Bei der Kindeswohlprüfung ist ebenfalls zu berücksichtigen, ob der Umgang der Großeltern mit dem Kind konfliktfrei erfolgt. Konfliktsituationen können beispielsweise entstehen, wenn eine Störung der Beziehung zwischen Großeltern und Eltern vorliegt. In diesen Fällen kann das Kind in einen Loyalitätskonflikt zwischen Eltern und Großeltern geraten.

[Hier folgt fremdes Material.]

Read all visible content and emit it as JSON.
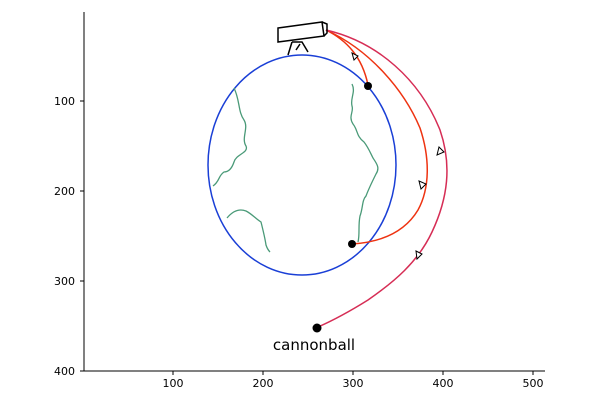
{
  "axes": {
    "x_ticks": [
      "100",
      "200",
      "300",
      "400",
      "500"
    ],
    "y_ticks": [
      "100",
      "200",
      "300",
      "400"
    ]
  },
  "labels": {
    "cannonball": "cannonball"
  },
  "colors": {
    "earth_outline": "#1a3fd6",
    "coastline": "#4a9a78",
    "short_orbit": "#ee3311",
    "long_orbit": "#d62d55",
    "cannon": "#000000"
  },
  "icons": {
    "cannon": "cannon-icon",
    "direction_arrow": "arrowhead-icon"
  }
}
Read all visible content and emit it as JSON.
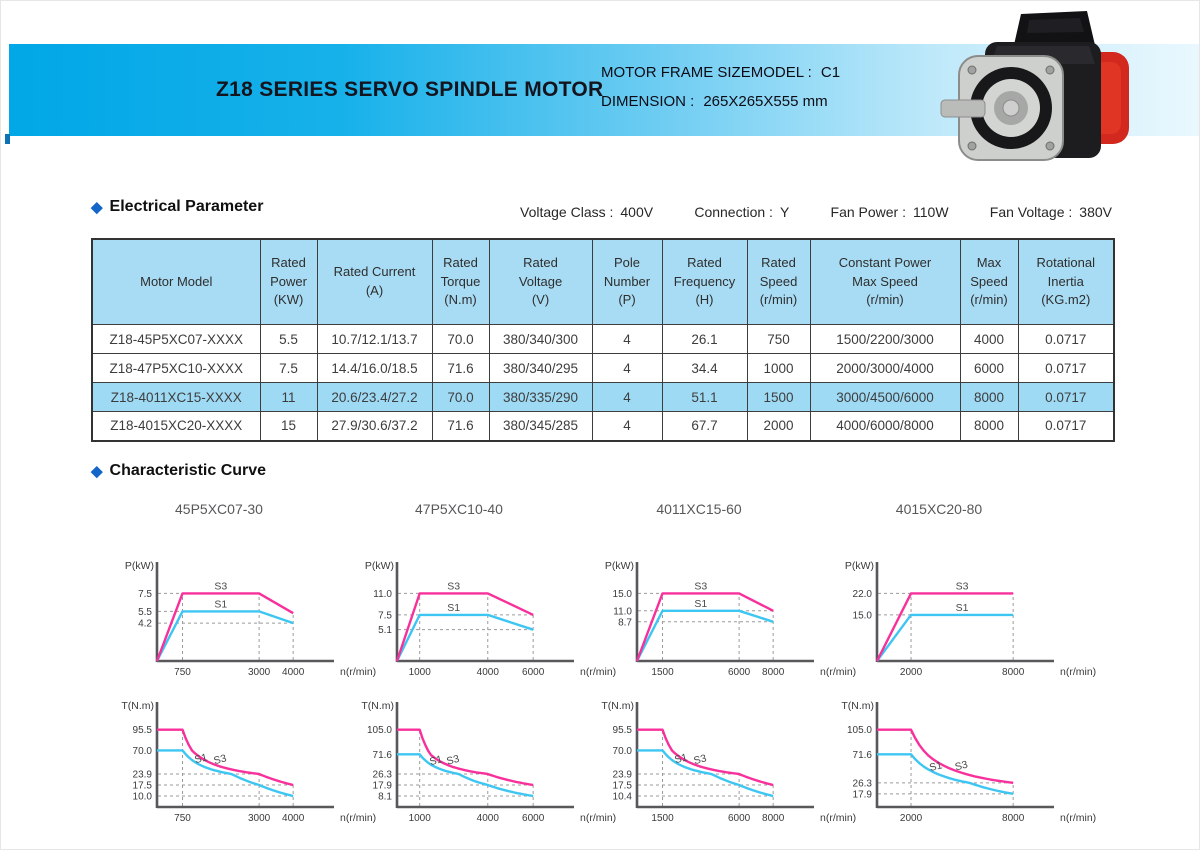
{
  "header": {
    "title": "Z18 SERIES SERVO SPINDLE MOTOR",
    "frame_label": "MOTOR FRAME SIZEMODEL :",
    "frame_value": "C1",
    "dimension_label": "DIMENSION :",
    "dimension_value": "265X265X555 mm",
    "motor_image": "servo-spindle-motor-photo"
  },
  "electrical": {
    "section_title": "Electrical Parameter",
    "meta": [
      {
        "label": "Voltage Class :",
        "value": "400V"
      },
      {
        "label": "Connection :",
        "value": "Y"
      },
      {
        "label": "Fan Power :",
        "value": "110W"
      },
      {
        "label": "Fan Voltage :",
        "value": "380V"
      }
    ],
    "table": {
      "headers": [
        "Motor Model",
        "Rated\nPower\n(KW)",
        "Rated  Current\n(A)",
        "Rated\nTorque\n(N.m)",
        "Rated\nVoltage\n(V)",
        "Pole\nNumber\n(P)",
        "Rated\nFrequency\n(H)",
        "Rated\nSpeed\n(r/min)",
        "Constant Power\nMax Speed\n(r/min)",
        "Max\nSpeed\n(r/min)",
        "Rotational\nInertia\n(KG.m2)"
      ],
      "rows": [
        [
          "Z18-45P5XC07-XXXX",
          "5.5",
          "10.7/12.1/13.7",
          "70.0",
          "380/340/300",
          "4",
          "26.1",
          "750",
          "1500/2200/3000",
          "4000",
          "0.0717"
        ],
        [
          "Z18-47P5XC10-XXXX",
          "7.5",
          "14.4/16.0/18.5",
          "71.6",
          "380/340/295",
          "4",
          "34.4",
          "1000",
          "2000/3000/4000",
          "6000",
          "0.0717"
        ],
        [
          "Z18-4011XC15-XXXX",
          "11",
          "20.6/23.4/27.2",
          "70.0",
          "380/335/290",
          "4",
          "51.1",
          "1500",
          "3000/4500/6000",
          "8000",
          "0.0717"
        ],
        [
          "Z18-4015XC20-XXXX",
          "15",
          "27.9/30.6/37.2",
          "71.6",
          "380/345/285",
          "4",
          "67.7",
          "2000",
          "4000/6000/8000",
          "8000",
          "0.0717"
        ]
      ],
      "highlighted_row": 2
    }
  },
  "curves_section": {
    "section_title": "Characteristic Curve",
    "column_titles": [
      "45P5XC07-30",
      "47P5XC10-40",
      "4011XC15-60",
      "4015XC20-80"
    ],
    "colors": {
      "s3": "#f8309b",
      "s1": "#3ec6f3"
    }
  },
  "chart_data": [
    {
      "type": "line",
      "group": "power",
      "column": 0,
      "title": "45P5XC07-30",
      "ylabel": "P(kW)",
      "xlabel": "n(r/min)",
      "x_ticks": [
        "750",
        "3000",
        "4000"
      ],
      "y_ticks": [
        "7.5",
        "5.5",
        "4.2"
      ],
      "series": [
        {
          "name": "S3",
          "color": "#f8309b",
          "shape": "linear",
          "points": [
            [
              0,
              0
            ],
            [
              750,
              7.5
            ],
            [
              3000,
              7.5
            ],
            [
              4000,
              5.3
            ]
          ]
        },
        {
          "name": "S1",
          "color": "#3ec6f3",
          "shape": "linear",
          "points": [
            [
              0,
              0
            ],
            [
              750,
              5.5
            ],
            [
              3000,
              5.5
            ],
            [
              4000,
              4.2
            ]
          ]
        }
      ]
    },
    {
      "type": "line",
      "group": "power",
      "column": 1,
      "title": "47P5XC10-40",
      "ylabel": "P(kW)",
      "xlabel": "n(r/min)",
      "x_ticks": [
        "1000",
        "4000",
        "6000"
      ],
      "y_ticks": [
        "11.0",
        "7.5",
        "5.1"
      ],
      "series": [
        {
          "name": "S3",
          "color": "#f8309b",
          "shape": "linear",
          "points": [
            [
              0,
              0
            ],
            [
              1000,
              11.0
            ],
            [
              4000,
              11.0
            ],
            [
              6000,
              7.5
            ]
          ]
        },
        {
          "name": "S1",
          "color": "#3ec6f3",
          "shape": "linear",
          "points": [
            [
              0,
              0
            ],
            [
              1000,
              7.5
            ],
            [
              4000,
              7.5
            ],
            [
              6000,
              5.1
            ]
          ]
        }
      ]
    },
    {
      "type": "line",
      "group": "power",
      "column": 2,
      "title": "4011XC15-60",
      "ylabel": "P(kW)",
      "xlabel": "n(r/min)",
      "x_ticks": [
        "1500",
        "6000",
        "8000"
      ],
      "y_ticks": [
        "15.0",
        "11.0",
        "8.7"
      ],
      "series": [
        {
          "name": "S3",
          "color": "#f8309b",
          "shape": "linear",
          "points": [
            [
              0,
              0
            ],
            [
              1500,
              15.0
            ],
            [
              6000,
              15.0
            ],
            [
              8000,
              11.0
            ]
          ]
        },
        {
          "name": "S1",
          "color": "#3ec6f3",
          "shape": "linear",
          "points": [
            [
              0,
              0
            ],
            [
              1500,
              11.0
            ],
            [
              6000,
              11.0
            ],
            [
              8000,
              8.7
            ]
          ]
        }
      ]
    },
    {
      "type": "line",
      "group": "power",
      "column": 3,
      "title": "4015XC20-80",
      "ylabel": "P(kW)",
      "xlabel": "n(r/min)",
      "x_ticks": [
        "2000",
        "8000"
      ],
      "y_ticks": [
        "22.0",
        "15.0"
      ],
      "series": [
        {
          "name": "S3",
          "color": "#f8309b",
          "shape": "linear",
          "points": [
            [
              0,
              0
            ],
            [
              2000,
              22.0
            ],
            [
              8000,
              22.0
            ]
          ]
        },
        {
          "name": "S1",
          "color": "#3ec6f3",
          "shape": "linear",
          "points": [
            [
              0,
              0
            ],
            [
              2000,
              15.0
            ],
            [
              8000,
              15.0
            ]
          ]
        }
      ]
    },
    {
      "type": "line",
      "group": "torque",
      "column": 0,
      "title": "45P5XC07-30",
      "ylabel": "T(N.m)",
      "xlabel": "n(r/min)",
      "x_ticks": [
        "750",
        "3000",
        "4000"
      ],
      "y_ticks": [
        "95.5",
        "70.0",
        "23.9",
        "17.5",
        "10.0"
      ],
      "series": [
        {
          "name": "S3",
          "color": "#f8309b",
          "shape": "flat-hyperbolic",
          "points": [
            [
              0,
              95.5
            ],
            [
              750,
              95.5
            ],
            [
              3000,
              23.9
            ],
            [
              4000,
              17.5
            ]
          ]
        },
        {
          "name": "S1",
          "color": "#3ec6f3",
          "shape": "flat-hyperbolic",
          "points": [
            [
              0,
              70.0
            ],
            [
              750,
              70.0
            ],
            [
              3000,
              17.5
            ],
            [
              4000,
              10.0
            ]
          ]
        }
      ]
    },
    {
      "type": "line",
      "group": "torque",
      "column": 1,
      "title": "47P5XC10-40",
      "ylabel": "T(N.m)",
      "xlabel": "n(r/min)",
      "x_ticks": [
        "1000",
        "4000",
        "6000"
      ],
      "y_ticks": [
        "105.0",
        "71.6",
        "26.3",
        "17.9",
        "8.1"
      ],
      "series": [
        {
          "name": "S3",
          "color": "#f8309b",
          "shape": "flat-hyperbolic",
          "points": [
            [
              0,
              105.0
            ],
            [
              1000,
              105.0
            ],
            [
              4000,
              26.3
            ],
            [
              6000,
              17.9
            ]
          ]
        },
        {
          "name": "S1",
          "color": "#3ec6f3",
          "shape": "flat-hyperbolic",
          "points": [
            [
              0,
              71.6
            ],
            [
              1000,
              71.6
            ],
            [
              4000,
              17.9
            ],
            [
              6000,
              8.1
            ]
          ]
        }
      ]
    },
    {
      "type": "line",
      "group": "torque",
      "column": 2,
      "title": "4011XC15-60",
      "ylabel": "T(N.m)",
      "xlabel": "n(r/min)",
      "x_ticks": [
        "1500",
        "6000",
        "8000"
      ],
      "y_ticks": [
        "95.5",
        "70.0",
        "23.9",
        "17.5",
        "10.4"
      ],
      "series": [
        {
          "name": "S3",
          "color": "#f8309b",
          "shape": "flat-hyperbolic",
          "points": [
            [
              0,
              95.5
            ],
            [
              1500,
              95.5
            ],
            [
              6000,
              23.9
            ],
            [
              8000,
              17.5
            ]
          ]
        },
        {
          "name": "S1",
          "color": "#3ec6f3",
          "shape": "flat-hyperbolic",
          "points": [
            [
              0,
              70.0
            ],
            [
              1500,
              70.0
            ],
            [
              6000,
              17.5
            ],
            [
              8000,
              10.4
            ]
          ]
        }
      ]
    },
    {
      "type": "line",
      "group": "torque",
      "column": 3,
      "title": "4015XC20-80",
      "ylabel": "T(N.m)",
      "xlabel": "n(r/min)",
      "x_ticks": [
        "2000",
        "8000"
      ],
      "y_ticks": [
        "105.0",
        "71.6",
        "26.3",
        "17.9"
      ],
      "series": [
        {
          "name": "S3",
          "color": "#f8309b",
          "shape": "flat-hyperbolic",
          "points": [
            [
              0,
              105.0
            ],
            [
              2000,
              105.0
            ],
            [
              8000,
              26.3
            ]
          ]
        },
        {
          "name": "S1",
          "color": "#3ec6f3",
          "shape": "flat-hyperbolic",
          "points": [
            [
              0,
              71.6
            ],
            [
              2000,
              71.6
            ],
            [
              8000,
              17.9
            ]
          ]
        }
      ]
    }
  ]
}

Eine engere Begriffsbestimmung des Kindeswohls wäre nicht sachgerecht, da den Familiengerichten insbesondere aufgrund der Vielfältigkeit von familiären Bindungen die Möglichkeit verbleiben muss, die Besonderheiten jeden Einzelfalls angemessen zu bewerten.

Familiengerichte müssen die Kindeswohldienlichkeit von Amts wegen prüfen; das bedeutet, dass eine Anregung des Kindes oder des Jugendamtes ausreichend ist, um die elterliche Umgangsregelung zu überprüfen. Nur bei einer verbleibenden Ungewissheit der Kindeswohldienlichkeit des Umgangs trägt der Umgangsbegehrende die Feststellungslast.

In strittigen Fällen wird meist nach Einholung eines familienpsychlogischen Gutachtens, das durch einen Sachverständigen erstellt wird, entschieden. Bislang konnte jeder, auch ohne entsprechende Ausbildung, Gutachter in familiengerichtlichen Verfahren werden, obwohl der Umgang mit zerstrittenen Familien, mit belasteten Kindern psychologische und methodische Kenntnisse verlangt. Die CDU/CSU – Bundestagsfraktion hat sich für eine Stärkung des Vertrauens in die Unabhängigkeit und Neutralität gerichtlich bestellter Sachverständiger, sowie für eine Verbesserung der Qualität von familienpsychologischen Gutachten eingesetzt. Deswegen verabschiedete der Deutsche Bundestag im Juli dieses Jahres einen Gesetzentwurf zur Änderung des Sachverständigenrechts (Drucksache 18/6985). Das neue Gesetz sieht vor, dass nur noch ausgewählte Berufsgruppen mit bestimmten Qualifikationen Gutachten für Familiengerichte erstellen dürfen.

Um die Qualität der familiengerichtlichen Verfahren weiter zu stärken, ist es nicht ausreichend, nur das Sachverständigenrecht zu reformieren. Es ist auch notwendig, die gesetzlichen Eingangsvoraussetzungen für eine Tätigkeit als Familienrichter zu erhöhen. Die Praxis zeigt, dass teilweise junge Richter als Familienrichter eingesetzt werden, die die erforderlichen familienrechtlichen Kenntnisse, insbesondere Grundkenntnisse des Kindschaftssrechts, anfangs nicht beherrschen und sie erst mit der Berufserfahrung erwerben. Deswegen besteht an dieser Stelle ein weiterer gesetzgeberischer Handlungsbedarf. Für eine entsprechende Änderung setzt sich die CDU/CSU-Bundestagsfraktion ein. Ich persönlich kann Ihr Anliegen und Ihre Verbitterung über die erfahrene Situation gut verstehen. Ich werde mich mit meinen Fraktionskollegen auch in der Zukunft für die Beachtung der Rechte der Großeltern zum Wohle der Kinder einsetzen.